Katsuyuki Motohiro, in his smash hit thriller Negotiator, has returned the favor -- though not in the way one might expect. A self-proclaimed action otaku (geek), Motohiro, together with scriptwriter Masashi Sogo, has larded the film with quotes from, not the work of Tarantino and his fellow Western purveyors of cool, but mainstream Hollywood action product from the 1970s and 1980s. His villain -- a movie fanboy turned subway terrorist -- chats with the negotiator hero about Richard Lester's Juggernaut (1974) and Joseph Sargeant's The Taking of Pelham 123 (ditto), while the film itself references everything from Steven Spielberg's Duel to Clint Eastwood's The Gauntlet. Motohiro even inserts a scene of a police bomb squad officer agonizing over which color wire to cut, while a red digital clock ticks down the seconds.

Instead of snickering at this and other oh-so-eighties clichés, Japanese audiences have been lining up at the box office. In its first ten days since its May 7 release, Negotiator recorded more than 1 million admissions and is on track to pass the Y5 billion ($47 million) mark.

Negotiator benefits from being a spin-off of Motohiro's two high-grossing Bayside Shakedown films about a feisty beat cop who defies the police powers-that-be , with the later earning $162 million in 2003. Its numbers, however, are yet another indication that not only Japanese conceptions of cool, but local formulas for box office success often differ radically from Hollywood's -- or the rest of the world's, for that matter. Another example: both Negotiator and the Bayside films have extremely low body counts - only one victim in Negotiator, who is never shown. No deadly violence, please -- we're Japanese.

Which does not mean that Hollywood formulas no longer work in Japan -- obviously they do -- though more and more it pays to have a Japanese connection. The Last Samurai profited to the tune of $128 million from its bows to the local market, including the casting of Ken Watanabe and other local stars in key roles.

The latest is Peter Chelsom's Shall We Dance, which recorded 1.3 million admissions in its fourth week on release in Japan, while ranking second at the box office, after Negotiator. Based on a 1996 film by Masayuki Suo, Shall We Dance garnered praise in the Japanese media for its faithfulness to the original. Meanwhile, star Richard Gere, who also appeared in Akira Kurosawa's Rhapsody In August (1991), was effusive in his praise for both Suo and his film in interview after interview, while performing a much-photographed pas de deux with Prime Minister Junichiro Koizumi (whose actor son has a supporting role in Negotiator). Though Shall We Dance will probably not equal its $58 million US domestic total here, it may well beat Suo's film, which earned Y1.6 billion ($15 million) for distributor Toho.

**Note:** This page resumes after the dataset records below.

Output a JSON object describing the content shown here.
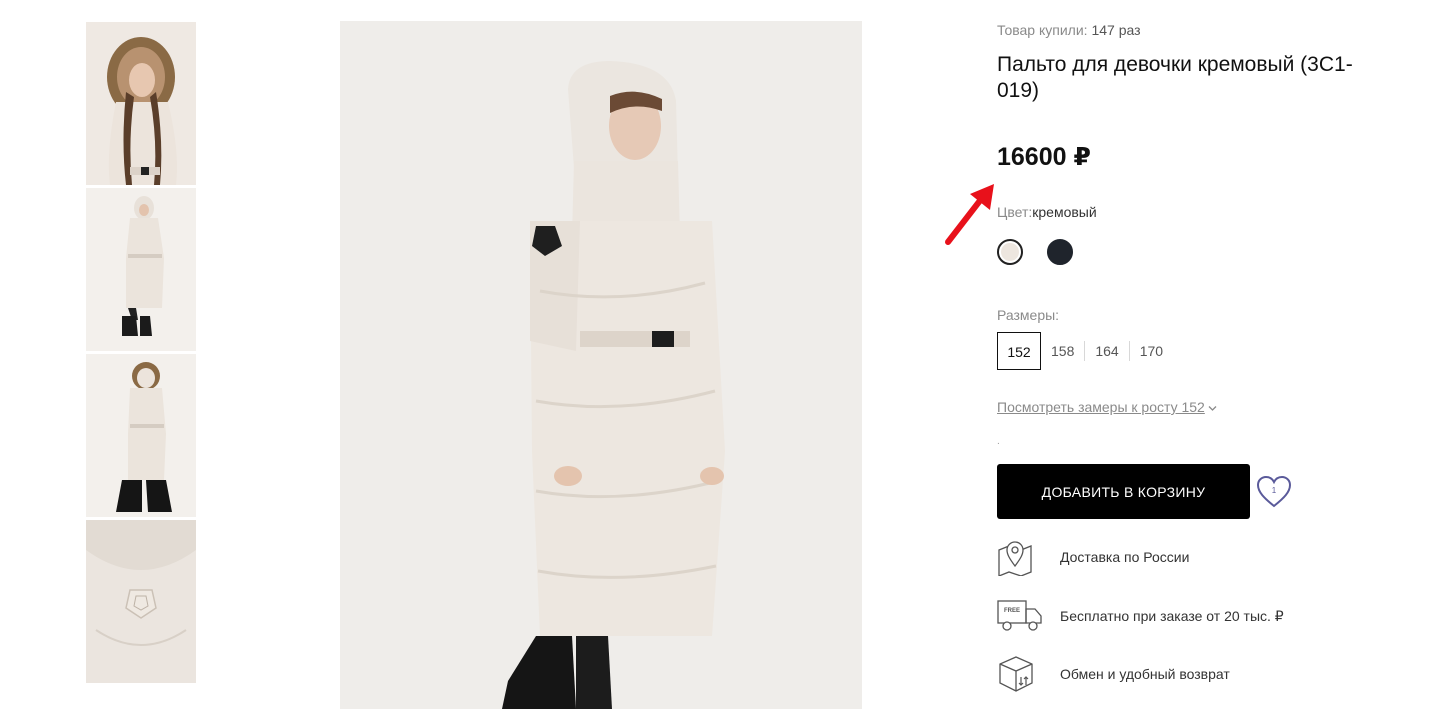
{
  "gallery": {
    "thumbnails": [
      "thumbnail-front-fur-hood",
      "thumbnail-full-front",
      "thumbnail-full-back",
      "thumbnail-hood-logo-detail"
    ],
    "main_image": "coat-main-photo"
  },
  "product": {
    "purchased_label": "Товар купили:",
    "purchased_count": "147 раз",
    "title": "Пальто для девочки кремовый (3С1-019)",
    "price": "16600 ₽",
    "color_label": "Цвет:",
    "color_value": "кремовый",
    "swatches": [
      {
        "name": "cream",
        "color": "#ede6df",
        "selected": true
      },
      {
        "name": "navy",
        "color": "#1f242c",
        "selected": false
      }
    ],
    "sizes_label": "Размеры:",
    "sizes": [
      "152",
      "158",
      "164",
      "170"
    ],
    "selected_size": "152",
    "measure_link": "Посмотреть замеры к росту 152",
    "dot": ".",
    "add_to_cart": "ДОБАВИТЬ В КОРЗИНУ",
    "favorite_count": "1"
  },
  "features": [
    {
      "icon": "map-pin-icon",
      "text": "Доставка по России"
    },
    {
      "icon": "delivery-truck-icon",
      "text": "Бесплатно при заказе от 20 тыс. ₽"
    },
    {
      "icon": "exchange-box-icon",
      "text": "Обмен и удобный возврат"
    }
  ],
  "colors": {
    "accent_button": "#000000",
    "annotation_arrow": "#e8111b",
    "heart_outline": "#5a5a9a"
  },
  "annotation": {
    "icon": "red-arrow-pointer"
  }
}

Plans are reportedly afoot to make The Fast and the Furious 3 and remake The Omen in Japan. If the producers hope to score as strongly here as Motohiro and Chelsom have, they may be wise to not only cast Japanese or Japan-friendly talent (Gere in The Omen's Gregory Peck role?), but play up to Japan's large and growing movie fanboy population. What to reference? Why not ask both Tarantino and Motohiro -- and split the difference?